Doctor of Philosophy (PhD)

Department

Educational Policy Studies

First Advisor

Hongli Li

Second Advisor

T. Chris Oshima

Third Advisor

Sarah Carlson

Fourth Advisor

Randy W. Kamphaus

Abstract

Achievement motivation is a well-documented predictor of a variety of positive student outcomes. However, researchers have also found threats to fairness and measurement scale comparability in motivation items, including group differences in response scale use and response styles. As such, the measurement comparability of achievement motivation items was evaluated before and after using anchoring vignettes to account for the effect of group-specific response scale use as a source of differential item functioning (DIF) across gender and ethnicity. Within a combined item response theory/ordinal logistic regression DIF framework, gender DIF was assessed using pairwise comparisons and ethnicity DIF was tested using both multiple-group DIF with a common base group as the reference group and all possible pairwise comparisons.

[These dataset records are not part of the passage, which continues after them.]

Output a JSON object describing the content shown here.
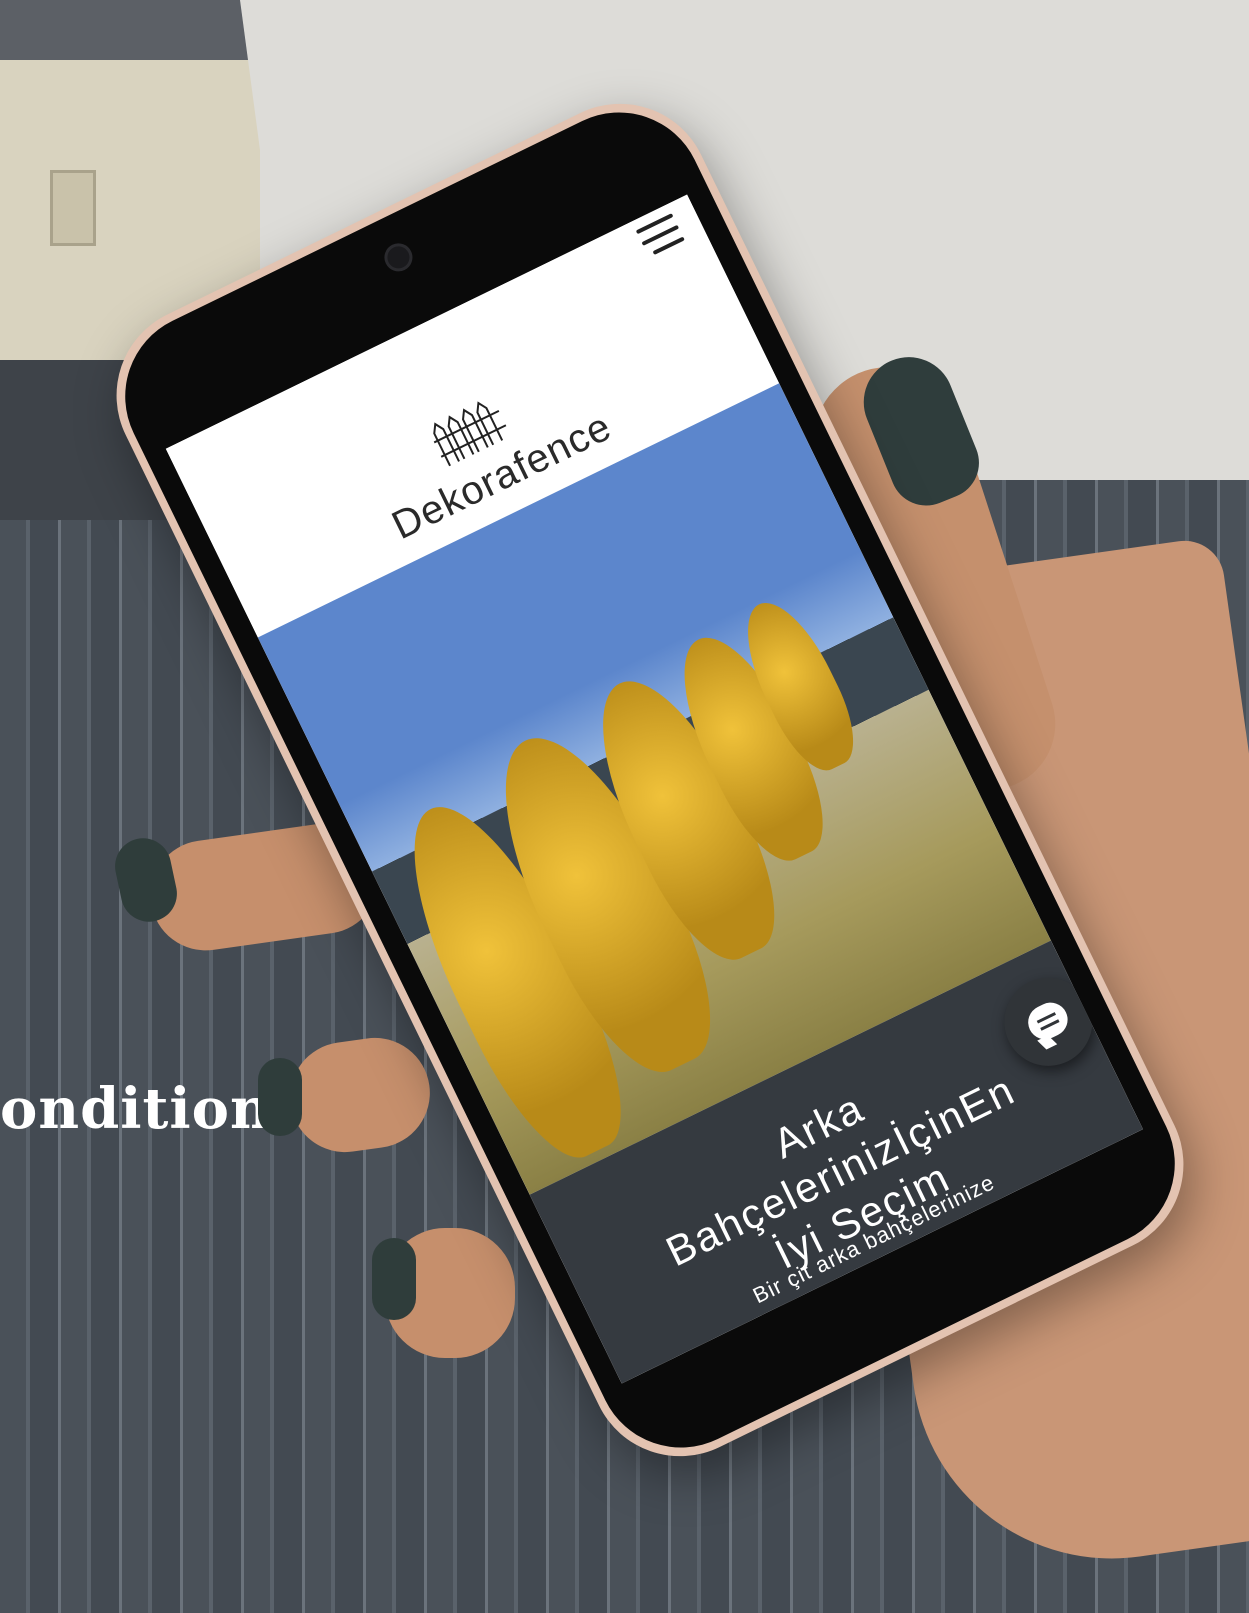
{
  "background": {
    "partial_text": "onditions"
  },
  "site": {
    "brand_name": "Dekorafence",
    "hero_title": "Arka BahçelerinizİçinEn İyi Seçim",
    "hero_title_lines": [
      "Arka",
      "BahçelerinizİçinEn",
      "İyi Seçim"
    ],
    "hero_subtitle": "Bir çit arka bahçelerinize"
  },
  "icons": {
    "menu": "hamburger-menu-icon",
    "logo": "fence-logo-icon",
    "chat": "chat-bubble-icon"
  },
  "colors": {
    "hero_panel": "#353a40",
    "header_bg": "#ffffff",
    "nail_polish": "#2f3d3b",
    "phone_frame": "#e3c3b1"
  }
}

Overall, using the vignettes changed both the form of DIF within items and the pattern of DIF between groups across items. Results indicated the presence of DIF between genders, but the DIF was unrelated to group differences in response scale use. Across ethnic groups, Black/African American students and Asian students demonstrated group-specific response scale use. When groups showed response tendencies, accounting for such scale use with the vignettes had a greater effect on reducing DIF in base group comparisons than in pairwise comparisons. Despite that DIF was identified in multiple items, the magnitude of all DIF was negligible and had little practical implication. Therefore, achievement motivation items appeared to demonstrate measurement comparability. As sources of DIF often go unidentified, a contribution of this study was the novel use of anchoring vignettes to account for group differences in response scale use as the source of DIF and to clarify the effect of those differences on measurement scale comparability and DIF.